Physical Examination:
Skin: Both axilla have 3-5 isolated pustules, with erythematous rim. Eruptions appear on slightly edematous crusted plaques. Some of them are 1.5cm in diameter. Few pustules are seen in the infra-mammary folds and in the flexor aspect of the forearm.
Provisional Diagnosis
Hydradenitis Suppurativa?
Prognosis: chronic and recurrent in nature
Chronic Consitutional Totality
Mental Generals
Contradiction <
Irritable at trifles- -- verbally very offensive but repents after that
Company desires
Physical Generals:
Perspiration increased, Offensive, causes aggravation of itching & generalized discomfort
Menses early, nausea++ < during menses, back pain2 < during & after, oedema of the face2 during menses.
Urination frequent
Aversion sweets+, craving for fish++, fried foods, hot patient
Characteristic Particulars
Eruptions pustular itching+++ , < perspiration+++, > warm bathing
Heartburn < sweets+ , > warm drinks++
Acute Totality
Eruptions pustular,
Itching , < perspiration+++, > warm bathing++, > walking in open air+
Heartburn < sweets+ , > warm drinks++
Rubrics (Kent's)
- Mind,Contradiction, intolerant of,
- Mind ,Company , desire for
- Perspiration ,Odor, offensive
- Perspiration , Profuse
- Bladder, Urination, Frequent
- Genitalia, Menses Frequent, too early , too soon
- Back, Pain, menses During
- Back, Pain, menses After
- Face, Swelling, menses During
- Stomach, Nausea, menses During
- Stomach, Aversion, sweets
- Stomach, Heartburns, Warm drinks, amel
- Perspiration ,Symptoms, Aggravate
- Skin Eruption, Pustular
- Skin, Itching, Perspiration aggravates
Follow Up Criteria:
| Acute Totality | Constitutional Totality |
| Skin itching | Perspiration-profuse, offensive |
| Eruption pustular | Urination frequent |
| Heartburns | Menses early |
| Back pain, Face swelling-during menses | |
| Heartburns | |
| Skin complaints |
Follow-up
| Date | Follow Up | Remedy |
| 24/8/99 | Skin eruption>+ , Itching >++ No new lesions | Sulph 200 IP AM/weekly |
| 24/9/99 | Skin eruption >++, Itching >++ | Sulph 200 IP AM Placebo for 1 month |
| 9/11/99 | Heartburns>++, Skin eruptions >++, menses regular | Sulph 200 IP AM Placebo x1 month |
| 24/12/99 | Menses regular, heartburns >+++, eruptions>+++, perspiration normal. Hb= 10.5 gms % with no haematinics. | Placebo for 1month |
Conclusion:
Sulphur came up as her constitutional remedy. The remedy was suggested by the repertorial method and confirmed by the assertive nature, social attitudes, confidence projecting nature of the patient. During the acute phase Ars-alb was selected based on the typical modalities and it helped to relieve the distressing itching. Since the patient was out of station she reported after a month. Yet her complaints were better. Till date patient has not got a recurrence of her complaints. Considering the previous frequency of development of eruptions, even at this stage it was safe to assume that this patient was on the curative course. Later this patient was followed up 6 months. The Hb was normal and there were no further attacks. Occasional doses of Sulphur had been interposed.

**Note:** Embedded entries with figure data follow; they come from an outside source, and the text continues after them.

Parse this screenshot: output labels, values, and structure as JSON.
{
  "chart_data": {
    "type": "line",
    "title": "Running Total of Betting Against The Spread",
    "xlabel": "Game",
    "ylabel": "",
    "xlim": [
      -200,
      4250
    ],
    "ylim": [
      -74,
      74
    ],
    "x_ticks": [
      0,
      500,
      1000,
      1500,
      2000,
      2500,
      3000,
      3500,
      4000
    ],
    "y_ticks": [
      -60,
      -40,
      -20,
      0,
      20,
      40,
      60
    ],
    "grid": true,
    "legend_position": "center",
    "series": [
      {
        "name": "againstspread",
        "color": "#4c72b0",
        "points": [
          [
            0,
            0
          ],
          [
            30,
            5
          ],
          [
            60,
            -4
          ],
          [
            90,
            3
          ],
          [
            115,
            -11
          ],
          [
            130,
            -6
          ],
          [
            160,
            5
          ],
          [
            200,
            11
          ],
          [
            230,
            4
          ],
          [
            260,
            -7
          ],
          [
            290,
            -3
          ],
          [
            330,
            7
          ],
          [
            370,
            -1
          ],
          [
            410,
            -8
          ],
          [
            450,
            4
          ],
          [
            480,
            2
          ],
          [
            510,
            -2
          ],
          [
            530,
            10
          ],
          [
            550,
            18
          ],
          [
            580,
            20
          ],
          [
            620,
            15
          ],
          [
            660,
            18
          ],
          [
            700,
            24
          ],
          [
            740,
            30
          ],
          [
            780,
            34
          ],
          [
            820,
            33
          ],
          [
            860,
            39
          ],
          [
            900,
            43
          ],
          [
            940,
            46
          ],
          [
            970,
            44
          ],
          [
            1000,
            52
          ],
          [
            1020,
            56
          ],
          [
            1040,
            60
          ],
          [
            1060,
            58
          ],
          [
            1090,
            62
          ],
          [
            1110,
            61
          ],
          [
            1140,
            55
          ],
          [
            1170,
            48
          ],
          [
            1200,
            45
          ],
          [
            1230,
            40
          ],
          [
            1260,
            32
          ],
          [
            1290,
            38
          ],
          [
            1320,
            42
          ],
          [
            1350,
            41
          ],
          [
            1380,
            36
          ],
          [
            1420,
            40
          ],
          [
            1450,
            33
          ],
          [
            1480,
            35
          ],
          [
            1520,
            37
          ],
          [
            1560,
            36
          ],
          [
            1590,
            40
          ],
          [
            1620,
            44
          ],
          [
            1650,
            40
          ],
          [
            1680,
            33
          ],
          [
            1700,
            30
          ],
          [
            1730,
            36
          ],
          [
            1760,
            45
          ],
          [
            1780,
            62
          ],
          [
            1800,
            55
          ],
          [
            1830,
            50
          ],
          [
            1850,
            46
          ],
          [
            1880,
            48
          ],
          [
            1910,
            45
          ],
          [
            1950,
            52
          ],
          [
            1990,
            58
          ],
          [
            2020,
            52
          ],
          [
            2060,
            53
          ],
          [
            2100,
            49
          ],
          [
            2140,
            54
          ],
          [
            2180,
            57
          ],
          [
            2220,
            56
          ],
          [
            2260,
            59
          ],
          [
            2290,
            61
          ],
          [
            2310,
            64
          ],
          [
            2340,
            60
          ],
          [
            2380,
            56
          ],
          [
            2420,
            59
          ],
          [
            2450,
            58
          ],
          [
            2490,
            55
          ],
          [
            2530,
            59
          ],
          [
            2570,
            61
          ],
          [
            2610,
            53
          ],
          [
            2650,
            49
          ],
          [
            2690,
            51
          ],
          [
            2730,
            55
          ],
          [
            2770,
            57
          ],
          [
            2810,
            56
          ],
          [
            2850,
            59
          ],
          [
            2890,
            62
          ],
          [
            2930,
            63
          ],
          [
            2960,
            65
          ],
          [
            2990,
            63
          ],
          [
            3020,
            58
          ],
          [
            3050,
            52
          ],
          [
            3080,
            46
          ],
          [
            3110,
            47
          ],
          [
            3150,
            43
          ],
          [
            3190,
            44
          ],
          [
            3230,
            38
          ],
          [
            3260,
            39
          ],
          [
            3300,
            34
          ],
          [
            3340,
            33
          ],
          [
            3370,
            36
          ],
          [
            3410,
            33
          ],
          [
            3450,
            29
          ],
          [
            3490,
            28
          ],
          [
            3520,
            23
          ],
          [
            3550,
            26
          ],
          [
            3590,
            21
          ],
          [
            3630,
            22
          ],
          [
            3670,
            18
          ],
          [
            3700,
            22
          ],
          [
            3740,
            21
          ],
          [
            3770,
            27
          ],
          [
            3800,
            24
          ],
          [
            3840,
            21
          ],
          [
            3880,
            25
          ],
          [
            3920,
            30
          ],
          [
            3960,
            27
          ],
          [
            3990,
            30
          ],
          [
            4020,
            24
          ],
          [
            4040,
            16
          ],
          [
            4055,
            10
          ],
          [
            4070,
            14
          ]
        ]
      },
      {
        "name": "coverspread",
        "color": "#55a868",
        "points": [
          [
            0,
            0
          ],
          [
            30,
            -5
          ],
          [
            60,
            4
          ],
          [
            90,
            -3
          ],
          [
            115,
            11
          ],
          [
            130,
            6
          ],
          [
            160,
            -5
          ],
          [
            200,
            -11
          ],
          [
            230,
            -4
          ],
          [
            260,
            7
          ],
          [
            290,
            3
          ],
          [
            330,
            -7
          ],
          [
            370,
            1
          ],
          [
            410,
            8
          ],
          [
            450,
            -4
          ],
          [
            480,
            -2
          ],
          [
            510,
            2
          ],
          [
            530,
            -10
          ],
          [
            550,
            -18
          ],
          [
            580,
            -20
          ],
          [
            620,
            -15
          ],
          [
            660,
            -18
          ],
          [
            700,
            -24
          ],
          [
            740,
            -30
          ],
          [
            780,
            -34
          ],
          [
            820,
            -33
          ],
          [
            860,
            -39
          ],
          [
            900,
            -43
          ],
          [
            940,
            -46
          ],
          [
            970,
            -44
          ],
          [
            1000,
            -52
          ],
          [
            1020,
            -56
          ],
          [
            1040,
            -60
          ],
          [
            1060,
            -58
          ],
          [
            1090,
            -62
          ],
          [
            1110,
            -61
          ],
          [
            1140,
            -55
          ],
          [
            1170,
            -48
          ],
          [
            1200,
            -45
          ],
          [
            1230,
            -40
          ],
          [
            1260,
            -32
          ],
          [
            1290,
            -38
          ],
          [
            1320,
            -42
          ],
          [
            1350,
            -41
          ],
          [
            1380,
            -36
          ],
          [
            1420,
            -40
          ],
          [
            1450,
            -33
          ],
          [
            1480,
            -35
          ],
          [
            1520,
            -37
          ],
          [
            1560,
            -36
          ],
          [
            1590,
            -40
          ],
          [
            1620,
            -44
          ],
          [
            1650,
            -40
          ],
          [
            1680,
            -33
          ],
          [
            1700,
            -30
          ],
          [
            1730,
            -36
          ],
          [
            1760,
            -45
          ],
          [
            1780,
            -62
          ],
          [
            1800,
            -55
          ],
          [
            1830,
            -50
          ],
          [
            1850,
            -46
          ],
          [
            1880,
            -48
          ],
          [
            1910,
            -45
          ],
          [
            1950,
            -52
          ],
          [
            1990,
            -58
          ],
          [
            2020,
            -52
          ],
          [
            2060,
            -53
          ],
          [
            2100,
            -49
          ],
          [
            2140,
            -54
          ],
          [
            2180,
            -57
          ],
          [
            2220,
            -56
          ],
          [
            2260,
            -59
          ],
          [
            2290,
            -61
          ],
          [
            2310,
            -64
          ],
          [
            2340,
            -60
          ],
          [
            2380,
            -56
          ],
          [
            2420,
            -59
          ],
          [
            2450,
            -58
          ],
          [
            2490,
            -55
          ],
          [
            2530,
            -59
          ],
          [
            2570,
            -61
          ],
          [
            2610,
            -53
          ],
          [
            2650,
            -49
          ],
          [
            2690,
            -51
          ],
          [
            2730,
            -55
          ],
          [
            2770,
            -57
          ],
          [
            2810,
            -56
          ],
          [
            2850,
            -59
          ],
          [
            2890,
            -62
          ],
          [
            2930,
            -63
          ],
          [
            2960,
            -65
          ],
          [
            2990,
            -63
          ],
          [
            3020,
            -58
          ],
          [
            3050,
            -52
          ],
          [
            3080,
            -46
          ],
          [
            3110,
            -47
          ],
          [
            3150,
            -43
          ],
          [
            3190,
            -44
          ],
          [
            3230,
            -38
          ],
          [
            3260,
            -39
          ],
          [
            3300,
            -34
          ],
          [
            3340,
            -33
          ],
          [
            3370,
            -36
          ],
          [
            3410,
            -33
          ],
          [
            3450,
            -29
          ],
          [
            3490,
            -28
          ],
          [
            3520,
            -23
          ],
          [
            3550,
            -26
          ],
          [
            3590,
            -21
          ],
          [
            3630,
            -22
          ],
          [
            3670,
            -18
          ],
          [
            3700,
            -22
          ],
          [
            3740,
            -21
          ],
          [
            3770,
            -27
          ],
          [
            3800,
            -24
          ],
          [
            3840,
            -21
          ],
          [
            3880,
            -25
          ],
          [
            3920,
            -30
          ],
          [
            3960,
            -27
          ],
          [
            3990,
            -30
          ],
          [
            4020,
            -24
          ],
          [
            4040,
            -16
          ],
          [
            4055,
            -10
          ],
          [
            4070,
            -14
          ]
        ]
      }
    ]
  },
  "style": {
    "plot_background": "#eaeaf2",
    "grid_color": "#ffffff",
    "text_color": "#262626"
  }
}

This is an "uncommon" disorder of unknown cause in which boil-like lumps develop in the groin and sometimes under the arms and under the breasts. The lumps can also be found in other areas, such as behind the ears, in the crease of the buttocks and around the genitals. Although a few hundred papers have been written on hidradenitis, there seems to be relatively little solid knowledge about it. Although there is no medical proof, hidradenitis seems to have been found alongside many disorders that are apparently unrelated, such as Crohn's disease, obesity, lymphoedema, a form of arthritis, sarcoidosis, Down's Syndrome and the sexually transmitted infection; chlamydia. There also seems a preponderance of thyroid disorders and autoimmune diseases. One of the theories as to the cause is that it itself may be an autoimmune condition.